Whatever Floats Your Boat

Esebo quaked as the tall strangers walked up and down the line inspecting the members of his tribe. The one with the thin mustache and pointed beard seemed to be in charge. He had a powerful build and he used it to wield a weapon the likes of which Esebo’s people had never seen. It was the length of a tree branch, but as flat as a leaf. It was made of a strange substance, unknown to the inhabitants of the island, that made a ringing sound every time he withdrew it from the long, thin holder that hung from his belt. Esebo didn’t have to wonder what this tool was for. The strange visitors were demonstrating it for him.

All 73 inhabitants of the island were lined up an arm’s length apart with their hands tied behind their backs. Esebo’s wrists chafed against his bonds. His pigskin trousers were wet from the urine he had discharged when he had seen their chief, Yksuh, felled by one of their weapons. It cleaved his skull like a knife, but knives are made of stone and fit in the hand. Esebo knew how to use a knife because he skinned the pigs that the hunters on the island brought down with their stone-tipped spears, scraped the meat from their bones and cooked it on skewers of wood over the fire. Whatever they held weren’t knives, but certainly cut like them. Yksuh’s body languished in a pool of his own blood like a pig being readied for the fire.
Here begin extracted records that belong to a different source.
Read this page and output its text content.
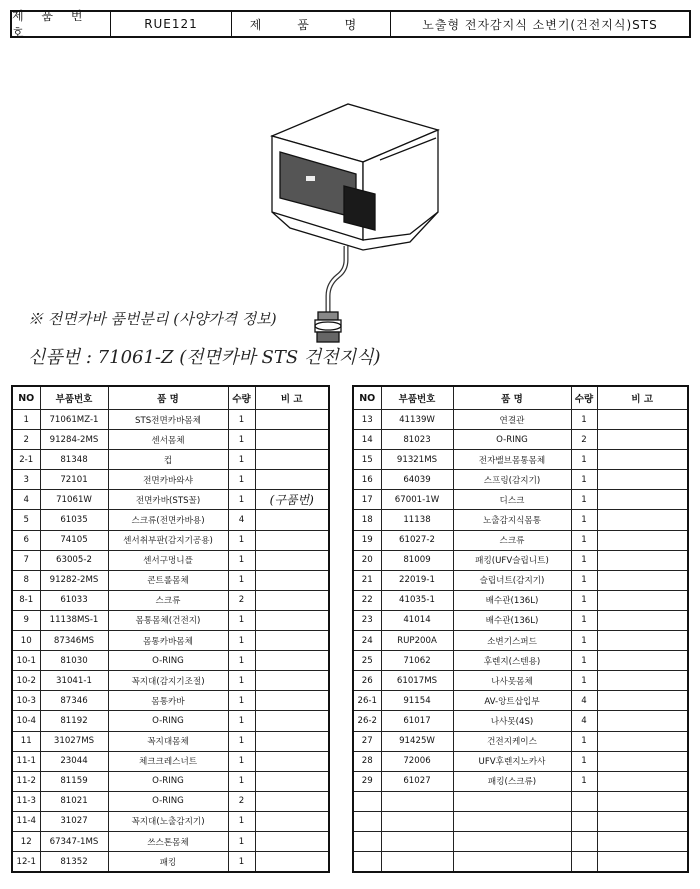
제 품 번 호
RUE121	제 품 명	노출형 전자감지식 소변기(건전지식)STS
※ 전면카바 품번분리 (사양가격 정보)
신품번 : 71061-Z (전면카바 STS 건전지식)
NO	부품번호	품 명	수량	비 고
1	71061MZ-1	STS전면카바몸체	1	
2	91284-2MS	센서몸체	1	
2-1	81348	컵	1	
3	72101	전면카바와샤	1	
4	71061W	전면카바(STS꼴)	1	(구품번)
5	61035	스크류(전면카바용)	4	
6	74105	센서취부판(감지기공용)	1	
7	63005-2	센서구멍니플	1	
8	91282-2MS	콘트롤몸체	1	
8-1	61033	스크류	2	
9	11138MS-1	몸통몸체(건전지)	1	
10	87346MS	몸통카바몸체	1	
10-1	81030	O-RING	1	
10-2	31041-1	꼭지대(감지기조절)	1	
10-3	87346	몸통카바	1	
10-4	81192	O-RING	1	
11	31027MS	꼭지대몸체	1	
11-1	23044	체크크레스너트	1	
11-2	81159	O-RING	1	
11-3	81021	O-RING	2	
11-4	31027	꼭지대(노출감지기)	1	
12	67347-1MS	쓰스톤몸체	1	
12-1	81352	패킹	1	
NO	부품번호	품 명	수량	비 고
13	41139W	연결관	1	
14	81023	O-RING	2	
15	91321MS	전자밸브몸통몸체	1	
16	64039	스프링(감지기)	1	
17	67001-1W	디스크	1	
18	11138	노출감지식몸통	1	
19	61027-2	스크류	1	
20	81009	패킹(UFV슬립니트)	1	
21	22019-1	슬립너트(감지기)	1	
22	41035-1	배수관(136L)	1	
23	41014	배수관(136L)	1	
24	RUP200A	소변기스퍼드	1	
25	71062	후렌지(스텐용)	1	
26	61017MS	나사못몸체	1	
26-1	91154	AV-앙트삽입부	4	
26-2	61017	나사못(4S)	4	
27	91425W	건전지케이스	1	
28	72006	UFV후렌지노카사	1	
29	61027	패킹(스크류)	1	
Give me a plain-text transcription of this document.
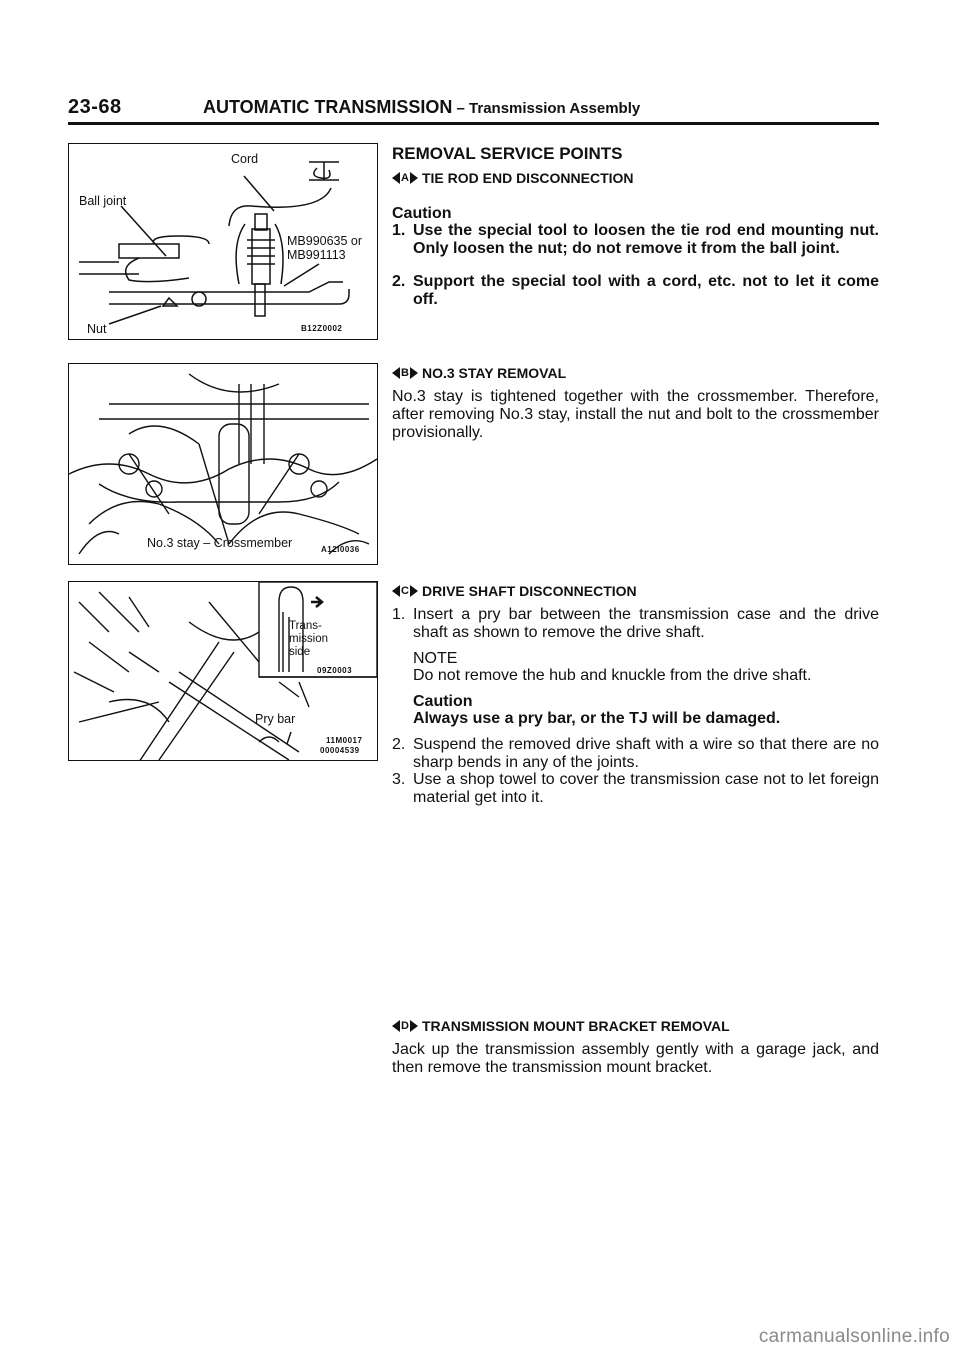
23-68	AUTOMATIC TRANSMISSION – Transmission Assembly
Cord
Ball joint
MB990635 or
MB991113
Nut	B12Z0002
No.3 stay – Crossmember	A12I0036
Trans-
mission
side
09Z0003
Pry bar
11M0017
00004539
REMOVAL SERVICE POINTS
A TIE ROD END DISCONNECTION
Caution
1. Use the special tool to loosen the tie rod end mounting nut. Only loosen the nut; do not remove it from the ball joint.
2. Support the special tool with a cord, etc. not to let it come off.
B NO.3 STAY REMOVAL
No.3 stay is tightened together with the crossmember. Therefore, after removing No.3 stay, install the nut and bolt to the crossmember provisionally.
C DRIVE SHAFT DISCONNECTION
1. Insert a pry bar between the transmission case and the drive shaft as shown to remove the drive shaft.
NOTE
Do not remove the hub and knuckle from the drive shaft.
Caution
Always use a pry bar, or the TJ will be damaged.
2. Suspend the removed drive shaft with a wire so that there are no sharp bends in any of the joints.
3. Use a shop towel to cover the transmission case not to let foreign material get into it.
D TRANSMISSION MOUNT BRACKET REMOVAL
Jack up the transmission assembly gently with a garage jack, and then remove the transmission mount bracket.
carmanualsonline.info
As the men went down the line killing his tribesmen, Esebo noticed that their targets weren’t random. They inspected each person carefully before deciding whether or not to end them. Anyone who tried to fight back or run away was immediately dispatched, but the ones who were specifically chosen to meet this fate all had something in common. They were either very thin or very muscular. He supposed that they were trying to prevent any resistance to their onslaught, although none was brought. In fact, the islanders had rescued several of the strangers from drowning when their gigantic canoe had crashed against the rocks during a violent storm, splintering into a thousand pieces. When they were done and the ground was soaked with so much blood that it brought a metallic taste to every tongue, Esebo noticed that everyone who remained had the protruding bellies and hanging flesh that were the mark of those who enjoyed a good life. He never found out why he was temporarily spared. Those who remained were then killed one by one and the fat cut from their stomachs, thighs and arms. The fat was gathered up and put into sacks that were used to fill the space in the bottom of a crude vessel they had constructed out of the wreckage of the one they had lost. The buoyant fat ensured them the survival that its original owners had not enjoyed.